Résumé de l’argumentation

[70]   Les parties ont été invitées à présenter leurs arguments par écrit, dont le texte intégral a été versé aux dossiers. Les passages qui suivent sont les points saillants de leurs observations et des réponses qui y ont été données. Le texte complet des observations a été versé aux dossiers de la Commission.

Principales observations

Pour la FLOC

[71]   Pour satisfaire aux exigences de l’article 57 de la nouvelle Loi, un groupe de fonctionnaires doit uniquement adhérer à une unité habile à négocier collectivement et non à l’unité la plus habile.

[72]   Par conséquent, la question qui se pose est celle de savoir si l’unité de négociation proposée par la FLOC a une communauté d’intérêts. Il ne s’agit pas d’établir si une autre structure d’unité de négociation proposée aurait une communauté d’intérêts égale ou supérieure à celle de l’unité que préconise la FLOC.

[73]   La FLOC soutient que l’unité de négociation proposée du BRO a une communauté d’intérêts et se réfère pour la circonstance aux facteurs normalisés dont fait état la décision rendue dans l’affaire United Steelworkers of America v. Usarco Limited, [1967] OLRB Rep. 526.

[74]   En ce qui concerne les paragraphes 57(2) et (3) de la nouvelle Loi, la FLOC estime que l’employeur a effectivement établi un groupe ou un sous-groupe professionnel distinct lorsqu’il a fixé un taux de rémunération exceptionnel à l’intention des avocats de la région de Toronto. Il en découle que l’unité de négociation que propose la FLOC correspond aux groupes ou sous-groupes professionnels de l’employeur.

[75]   Par ailleurs, si la Commission décidait que l’unité de négociation que propose la FLOC ne correspond pas aux groupes ou sous-groupes professionnels de l’employeur, elle devrait constater que l’intégration des avocats du BRO à une unité de négociation nationale ne permettrait pas la représentation adéquate des avocats concernés. Pour cette raison, une unité de négociation nationale ne serait pas habile à négocier collectivement.

[76]   En dernier lieu, la demande de révision de la structure de l’unité de négociation de l’IPFPC présentée par l’employeur est prématurée et devrait être rejetée.
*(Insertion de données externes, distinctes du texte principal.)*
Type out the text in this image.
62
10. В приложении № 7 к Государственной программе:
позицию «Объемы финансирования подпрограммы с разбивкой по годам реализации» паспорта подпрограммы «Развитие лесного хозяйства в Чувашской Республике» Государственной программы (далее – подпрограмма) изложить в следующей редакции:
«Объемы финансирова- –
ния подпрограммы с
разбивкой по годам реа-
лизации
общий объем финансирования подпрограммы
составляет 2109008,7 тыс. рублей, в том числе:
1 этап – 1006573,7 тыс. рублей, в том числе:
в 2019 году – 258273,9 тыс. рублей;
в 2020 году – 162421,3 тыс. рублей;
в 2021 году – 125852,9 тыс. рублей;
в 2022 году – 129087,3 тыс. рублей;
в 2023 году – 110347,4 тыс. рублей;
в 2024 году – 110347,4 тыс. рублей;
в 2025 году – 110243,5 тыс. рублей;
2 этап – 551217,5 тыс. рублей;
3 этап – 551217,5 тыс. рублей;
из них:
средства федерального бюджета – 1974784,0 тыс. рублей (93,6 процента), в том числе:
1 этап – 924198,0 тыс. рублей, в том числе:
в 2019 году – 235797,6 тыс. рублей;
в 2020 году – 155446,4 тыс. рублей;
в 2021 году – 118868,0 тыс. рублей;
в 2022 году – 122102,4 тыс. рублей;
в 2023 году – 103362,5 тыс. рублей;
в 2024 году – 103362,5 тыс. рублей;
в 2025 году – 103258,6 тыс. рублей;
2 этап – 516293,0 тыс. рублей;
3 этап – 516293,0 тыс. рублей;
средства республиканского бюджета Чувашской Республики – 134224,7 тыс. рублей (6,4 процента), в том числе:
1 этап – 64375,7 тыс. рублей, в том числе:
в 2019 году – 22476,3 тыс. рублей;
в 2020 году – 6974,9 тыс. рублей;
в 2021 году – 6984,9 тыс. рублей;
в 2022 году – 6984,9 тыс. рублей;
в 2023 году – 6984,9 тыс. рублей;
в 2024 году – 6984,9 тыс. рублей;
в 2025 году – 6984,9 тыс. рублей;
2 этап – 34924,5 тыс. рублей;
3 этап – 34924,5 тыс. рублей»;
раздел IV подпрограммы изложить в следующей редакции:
L’employeur n’a produit aucune preuve qui montre que l’unité de négociation actuelle est inefficace.

[77]   En conclusion, la FLOC ne croit pas que l’établissement de deux unités de négociation à l’intention des avocats du ministère de la Justice occasionnerait le morcellement excessif du groupe ou compromettrait la qualité des relations de travail futures.

Pour l’AJMJ

[78]   L’unité de négociation que propose la FLOC ne correspond pas aux groupes ou sous-groupes professionnels établis par l’employeur. Le groupe LA, tel que défini dans la Gazette du Canada (vol. 133, n o 13, le 27 mars 1999), ne comprend aucun sous-groupe.

[79]   Puisque l’unité que propose la FLOC n’est pas un groupe ou sous-groupe professionnel, son accréditation n’est possible que si son refus ne permet pas la représentation adéquate de ses membres. Or la FLOC n’a pas fait la démonstration que ses membres ne seraient pas représentés adéquatement par une unité à l’échelle de la fonction publique.
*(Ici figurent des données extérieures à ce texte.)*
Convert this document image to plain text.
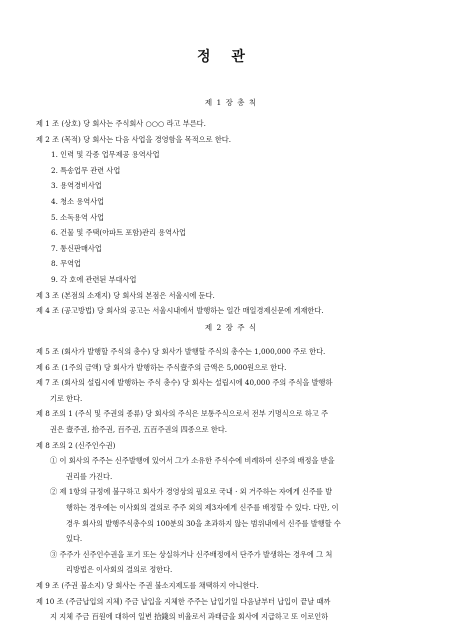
정 관
제 1 장 총 칙
제 1 조 (상호) 당 회사는 주식회사 ○○○ 라고 부른다.
제 2 조 (목적) 당 회사는 다음 사업을 경영함을 목적으로 한다.
1. 인력 및 각종 업무제공 용역사업
2. 특송업무 관련 사업
3. 용역경비사업
4. 청소 용역사업
5. 소독용역 사업
6. 건물 및 주택(아파트 포함)관리 용역사업
7. 통신판매사업
8. 무역업
9. 각 호에 관련된 부대사업
제 3 조 (본점의 소재지) 당 회사의 본점은 서울시에 둔다.
제 4 조 (공고방법) 당 회사의 공고는 서울시내에서 발행하는 일간 매일경제신문에 게재한다.
제 2 장 주 식
제 5 조 (회사가 발행할 주식의 총수) 당 회사가 발행할 주식의 총수는 1,000,000 주로 한다.
제 6 조 (1주의 금액) 당 회사가 발행하는 주식壹주의 금액은 5,000원으로 한다.
제 7 조 (회사의 설립시에 발행하는 주식 총수) 당 회사는 설립시에 40,000 주의 주식을 발행하
기로 한다.
제 8 조의 1 (주식 및 주권의 종류) 당 회사의 주식은 보통주식으로서 전부 기명식으로 하고 주
권은 壹주권, 拾주권, 百주권, 五百주권의 四종으로 한다.
제 8 조의 2 (신주인수권)
① 이 회사의 주주는 신주발행에 있어서 그가 소유한 주식수에 비례하여 신주의 배정을 받을
권리를 가진다.
② 제 1항의 규정에 불구하고 회사가 경영상의 필요로 국내 · 외 거주하는 자에게 신주를 발
행하는 경우에는 이사회의 결의로 주주 외의 제3자에게 신주를 배정할 수 있다. 다만, 이
경우 회사의 발행주식총수의 100분의 30을 초과하지 않는 범위내에서 신주를 발행할 수
있다.
③ 주주가 신주인수권을 포기 또는 상실하거나 신주배정에서 단주가 발생하는 경우에 그 처
리방법은 이사회의 결의로 정한다.
제 9 조 (주권 불소지) 당 회사는 주권 불소지제도를 채택하지 아니한다.
제 10 조 (주금납입의 지체) 주금 납입을 지체한 주주는 납입기일 다음날부터 납입이 끝날 때까
지 지체 주금 百원에 대하여 일변 拾錢의 비율로서 과태금을 회사에 지급하고 또 이로인하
[80]   La Commission devrait s’inquiéter du morcellement et de la multiplication des unités de négociation. Tous les avocats du groupe LA ont une forte communauté d’intérêts.
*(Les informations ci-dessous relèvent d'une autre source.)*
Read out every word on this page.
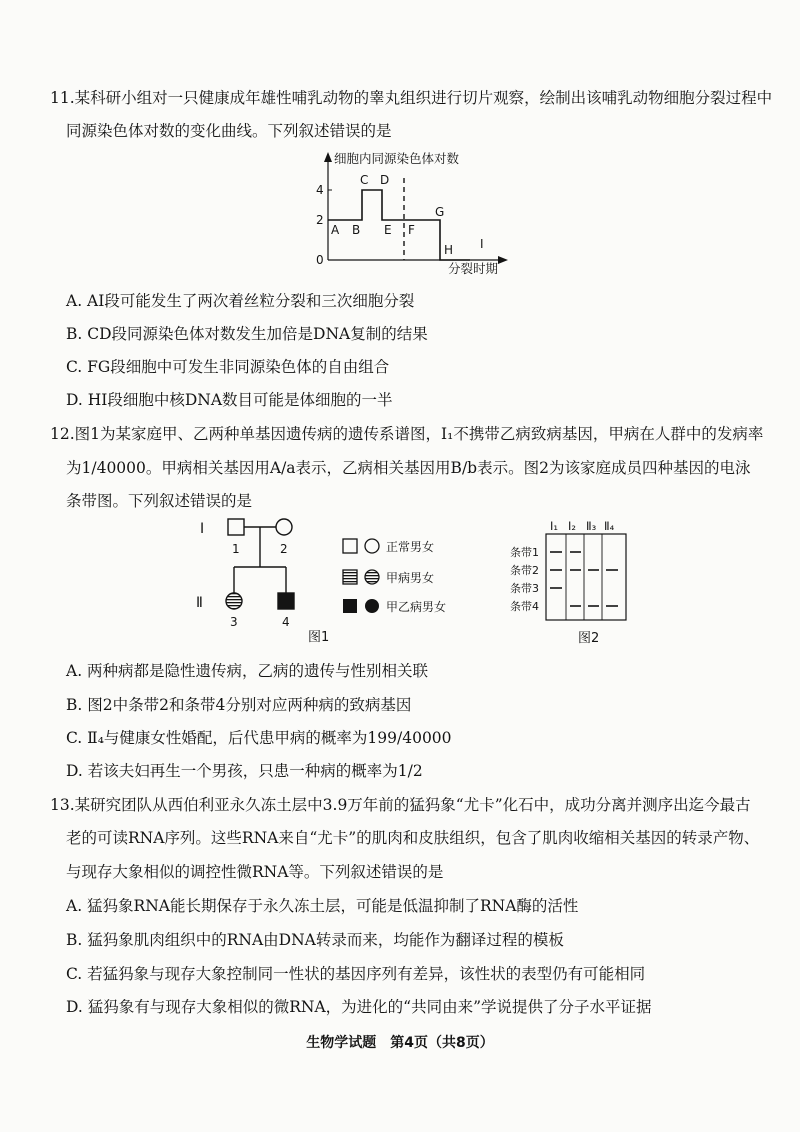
11.某科研小组对一只健康成年雄性哺乳动物的睾丸组织进行切片观察，绘制出该哺乳动物细胞分裂过程中
同源染色体对数的变化曲线。下列叙述错误的是
细胞内同源染色体对数
分裂时期
4
2
0
A B
C D
E F
G
H I
A. AI段可能发生了两次着丝粒分裂和三次细胞分裂
B. CD段同源染色体对数发生加倍是DNA复制的结果
C. FG段细胞中可发生非同源染色体的自由组合
D. HI段细胞中核DNA数目可能是体细胞的一半
12.图1为某家庭甲、乙两种单基因遗传病的遗传系谱图，Ⅰ₁不携带乙病致病基因，甲病在人群中的发病率
为1/40000。甲病相关基因用A/a表示，乙病相关基因用B/b表示。图2为该家庭成员四种基因的电泳
条带图。下列叙述错误的是
Ⅰ
Ⅱ
1	2
3	4
正常男女
甲病男女
甲乙病男女
图1
Ⅰ₁ Ⅰ₂ Ⅱ₃ Ⅱ₄
条带1
条带2
条带3
条带4
图2
A. 两种病都是隐性遗传病，乙病的遗传与性别相关联
B. 图2中条带2和条带4分别对应两种病的致病基因
C. Ⅱ₄与健康女性婚配，后代患甲病的概率为199/40000
D. 若该夫妇再生一个男孩，只患一种病的概率为1/2
13.某研究团队从西伯利亚永久冻土层中3.9万年前的猛犸象“尤卡”化石中，成功分离并测序出迄今最古
老的可读RNA序列。这些RNA来自“尤卡”的肌肉和皮肤组织，包含了肌肉收缩相关基因的转录产物、
与现存大象相似的调控性微RNA等。下列叙述错误的是
A. 猛犸象RNA能长期保存于永久冻土层，可能是低温抑制了RNA酶的活性
B. 猛犸象肌肉组织中的RNA由DNA转录而来，均能作为翻译过程的模板
C. 若猛犸象与现存大象控制同一性状的基因序列有差异，该性状的表型仍有可能相同
D. 猛犸象有与现存大象相似的微RNA，为进化的“共同由来”学说提供了分子水平证据
生物学试题　第4页（共8页）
[81]   Par ailleurs, l’AJMJ affirme que même si les avocats du BRO constituent un sous-groupe professionnel aux fins de la nouvelle Loi, l’unité que propose la FLOC n’est pas habile à négocier collectivement.

[82]   En ce qui a trait à l’unité de négociation de l’IPFPC, l’AJMJ s’objecte en indiquant qu’elle ne correspond pas aux groupes ou sous-groupes professionnels de l’employeur.

[83]   Même s’il s’agissait d’un sous-groupe professionnel, rien n’indique que les membres de l’IPFPC ne pourraient pas être représentés de façon adéquate par une unité de négociation à l’échelle de la fonction publique.

Pour l’IPFPC

[84]   Dans ses observations, l’IPFPC a maintenu que tous les avocats employés par le Conseil du Trésor devraient faire partie d’une seule unité de négociation.

[85]   Si la Commission décide d’établir une seule unité de négociation à l’échelle de la fonction publique, ses membres doivent pouvoir choisir leur agent négociateur. L’IPFPC souhaite que son nom figure sur le bulletin si la mise aux voix est prescrite.

[86]   La tenue d’un scrutin dans cette affaire posera des assises démocratiques minimales sur lesquelles pourra prendre appui l’éventuel agent négociateur du groupe LA. Cette façon de faire serait conforme à la pratique antérieure de la Commission, qui consistait à imposer le processus démocratique aux premières étapes de l’accréditation.

Pour l’employeur

[87]   L’employeur demande à la Commission de déterminer que l’unité de négociation habile en espèce est composée de tous les employés du groupe LA.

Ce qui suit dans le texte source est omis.